La première est liée, selon moi, au poids des références et des modèles anciens de développement, disposant d'enveloppes financières importantes avant même que des partenaires solides n'aient émergé. Même si ces enveloppes sont souvent nécessaires par la suite, elles ne facilitent pas au début la prise de conscience locale. Deuxième handicap important : les hommes politiques cherchent souvent (en France également) à canaliser et à récupérer la mobilisation qui émerge sur le terrain.
Et pourtant, ici ou là, en Afrique, des projets intègrent mieux la dimension du développement local. Un exemple?
Au Sénégal, à Mbour, il existait des projets distincts qui ne communiquaient pas entre eux. Il a suffi qu'un des animateurs de ces projets, un professeur, et un président de communauté rurale se rencontrent pour que l'idée de fédérer tous ces projets prenne forme. Ils ont donc créé un collectif départemental qui regroupe maintenant neuf communautés rurales et deux communautés urbaines. Cette structure assume un rôle de formation interne mais aussi externe.
En résumé, quels sont les facteurs déterminants pour la réussite de telles démarches?

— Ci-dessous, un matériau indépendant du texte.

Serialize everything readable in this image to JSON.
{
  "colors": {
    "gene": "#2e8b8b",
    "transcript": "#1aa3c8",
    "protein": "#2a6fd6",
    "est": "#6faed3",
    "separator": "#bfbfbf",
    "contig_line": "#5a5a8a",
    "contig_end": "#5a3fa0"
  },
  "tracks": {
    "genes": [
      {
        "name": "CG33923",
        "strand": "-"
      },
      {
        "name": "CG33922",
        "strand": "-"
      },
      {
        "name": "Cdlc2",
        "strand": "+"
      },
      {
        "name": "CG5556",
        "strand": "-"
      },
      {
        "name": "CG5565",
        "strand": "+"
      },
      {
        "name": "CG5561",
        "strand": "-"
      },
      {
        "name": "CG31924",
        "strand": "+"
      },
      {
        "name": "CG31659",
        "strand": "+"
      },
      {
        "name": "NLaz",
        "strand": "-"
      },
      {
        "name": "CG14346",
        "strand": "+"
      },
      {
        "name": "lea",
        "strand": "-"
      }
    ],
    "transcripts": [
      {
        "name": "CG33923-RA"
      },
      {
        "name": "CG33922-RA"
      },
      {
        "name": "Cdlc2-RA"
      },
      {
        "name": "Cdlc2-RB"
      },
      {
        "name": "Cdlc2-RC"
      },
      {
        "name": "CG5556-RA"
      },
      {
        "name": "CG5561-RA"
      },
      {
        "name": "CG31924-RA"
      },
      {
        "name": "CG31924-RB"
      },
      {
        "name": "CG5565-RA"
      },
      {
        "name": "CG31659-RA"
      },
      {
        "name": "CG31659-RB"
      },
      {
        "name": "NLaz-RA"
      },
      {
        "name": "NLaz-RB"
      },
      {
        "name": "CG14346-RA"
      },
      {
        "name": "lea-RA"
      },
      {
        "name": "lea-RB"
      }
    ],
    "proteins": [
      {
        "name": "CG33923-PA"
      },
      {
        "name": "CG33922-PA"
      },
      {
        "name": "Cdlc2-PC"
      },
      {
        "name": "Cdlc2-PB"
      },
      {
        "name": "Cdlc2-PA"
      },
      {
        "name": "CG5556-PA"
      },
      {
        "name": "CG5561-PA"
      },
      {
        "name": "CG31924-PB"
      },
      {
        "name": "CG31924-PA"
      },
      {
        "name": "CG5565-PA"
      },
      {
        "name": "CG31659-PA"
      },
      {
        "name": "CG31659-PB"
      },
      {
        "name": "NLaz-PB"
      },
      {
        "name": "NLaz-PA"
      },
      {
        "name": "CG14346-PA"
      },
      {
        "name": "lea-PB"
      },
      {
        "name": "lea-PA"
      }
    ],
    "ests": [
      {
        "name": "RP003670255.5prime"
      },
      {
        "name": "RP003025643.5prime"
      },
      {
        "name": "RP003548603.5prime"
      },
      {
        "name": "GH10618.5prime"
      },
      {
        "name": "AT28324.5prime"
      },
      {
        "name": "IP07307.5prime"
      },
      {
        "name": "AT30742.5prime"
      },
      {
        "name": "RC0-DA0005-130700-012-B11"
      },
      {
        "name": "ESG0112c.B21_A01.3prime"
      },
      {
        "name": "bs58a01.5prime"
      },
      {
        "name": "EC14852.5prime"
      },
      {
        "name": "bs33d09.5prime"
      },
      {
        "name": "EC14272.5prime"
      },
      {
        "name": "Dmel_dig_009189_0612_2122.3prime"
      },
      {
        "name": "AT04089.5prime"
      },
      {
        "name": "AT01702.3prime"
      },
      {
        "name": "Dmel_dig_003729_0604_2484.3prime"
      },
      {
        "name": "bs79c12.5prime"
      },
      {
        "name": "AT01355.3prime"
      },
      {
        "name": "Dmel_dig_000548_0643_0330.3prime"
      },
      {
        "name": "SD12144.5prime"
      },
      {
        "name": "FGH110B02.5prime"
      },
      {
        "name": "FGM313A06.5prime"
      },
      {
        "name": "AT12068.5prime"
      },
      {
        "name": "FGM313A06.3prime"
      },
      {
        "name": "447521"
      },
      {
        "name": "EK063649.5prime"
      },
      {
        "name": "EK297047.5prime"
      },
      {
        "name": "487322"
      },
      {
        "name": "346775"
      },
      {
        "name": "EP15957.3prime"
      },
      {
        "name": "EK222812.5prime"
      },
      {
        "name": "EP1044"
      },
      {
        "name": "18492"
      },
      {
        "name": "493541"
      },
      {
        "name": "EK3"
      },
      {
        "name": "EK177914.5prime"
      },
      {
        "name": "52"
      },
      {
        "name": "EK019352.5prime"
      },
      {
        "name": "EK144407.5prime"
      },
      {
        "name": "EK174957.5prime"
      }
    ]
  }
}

On peut en énumérer un certain nombre : une information libre, la possibilité de se réunir, l'accès à des moyens de financement. Là encore, cela ne suffit pas à expliquer ce qui marche : on voit parfois des projets merveilleux se développer sans bénéficier de ressources financières importantes. De toute façon, une chose est sûre : il n'existe pas de recette miracle. La réussite dépend essentiellement des hommes et des femmes qui se réunissent, se concertent et mènent des projets ensemble.